At Pantheacon Pagans deeply involved in interfaith affairs reported important achievements in two panels, one on the Lost and Endangered Religions Project (LERP) and the other on international interfaith work in general.  Both are doing great good for our spiritual traditions as well as being of genuine service to others.  This post discusses LERP, a Pagan originated organization now sponsored by the United Religions Initiative  (URI)  out of San Francisco.  LERP initially grew from research into our own beginnings, but has grown to see itself as seeking to assist in the survival or future revival of religious traditions at high risk of extinction.

Dr. Layne Little emphasized that LERP was founded to help people on their own terms.  The community at risk sets the terms of assistance, and if that means a sacred text is not made available to scholars, so be it. This effort to respect and empower traditions at risk “opened a thousand doors for us,” Little said.

Although still small and under funded, LERP has already made some significant contributions to the survival of threatened religious traditions.  Sometimes this is within our own country, as when a small Yezidi  community in Lincoln, NB, was provided with their sacred text.  While still surviving in parts of the Middle East, many hd immigrated to fell widespread persecution, and some who had immigrated had lost their sacred literature.

Much farther afield, the Devadasi  of Southern India had long held a special status as sacred dancers and ritualists.  Dr. Archana Venkatesan explained they were the only significant class of literate women, and were often multi-lingual as well.  They were also uniquely self-governing.  In a society where women were deeply subordinated to their husbands the Devadasi were married to Gods, but could and did take human lovers, with whom they even raised families.

Their destruction began with Victorian colonialists, who listed them as prostitutes, and then sought to ‘help’ them by destroying their livelihood. These attitudes transferred over to the secular elites who came to control India’s independence, criminalizing them in 1947, when the country gained independence.  The government even outlawed public religious dance if the dancers were a member of this tradition. Today only a few remain, elderly and living in poverty.  They do not presently want to revive their traditions, but are willing to pass on what they know.  LERP is assisting these women in their final years, while reserving their knowledge should future generations seek to recreate their tradition.

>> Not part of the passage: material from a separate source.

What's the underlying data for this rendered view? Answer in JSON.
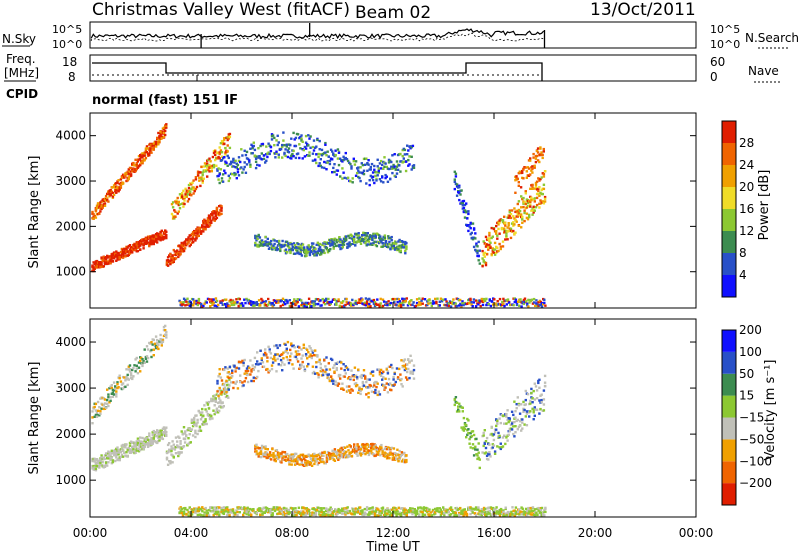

Male religious dancers in South India were is similar catastrophic decline, their traditional hereditary communities extending back to the 11th century survive today in only three temples.  Here LERP’s sympathetic interest has helped to revitalize some dancers, and new apprentices have begun to learn the tradition.  LERP has been given permission to restore and digitalize degraded records of their songs, making them available to their original community as well as to future scholars should the community fail to survive.

One might wonder why make the effort to protect traditions so close to extinction. I think we are uniquely able to answer this question. Because the sacred is immanent within the world, each tradition represents a way of approaching it, a way valuable because it sacralizes human life in a unique way.  Were these traditions to die out because their members have found something more satisfying,  I for one would have no problem with that development.  But that is not what happened.  They were suppressed or destroyed either by secular moderns or by people acting in the name of a monotheistic religion.  The West in particular has taken so much from these people, LERP is an opportunity to give back.

Long may it flourish.

Note: I am a very biased reporter.  I have long been a member of LERP’s academic advisory board.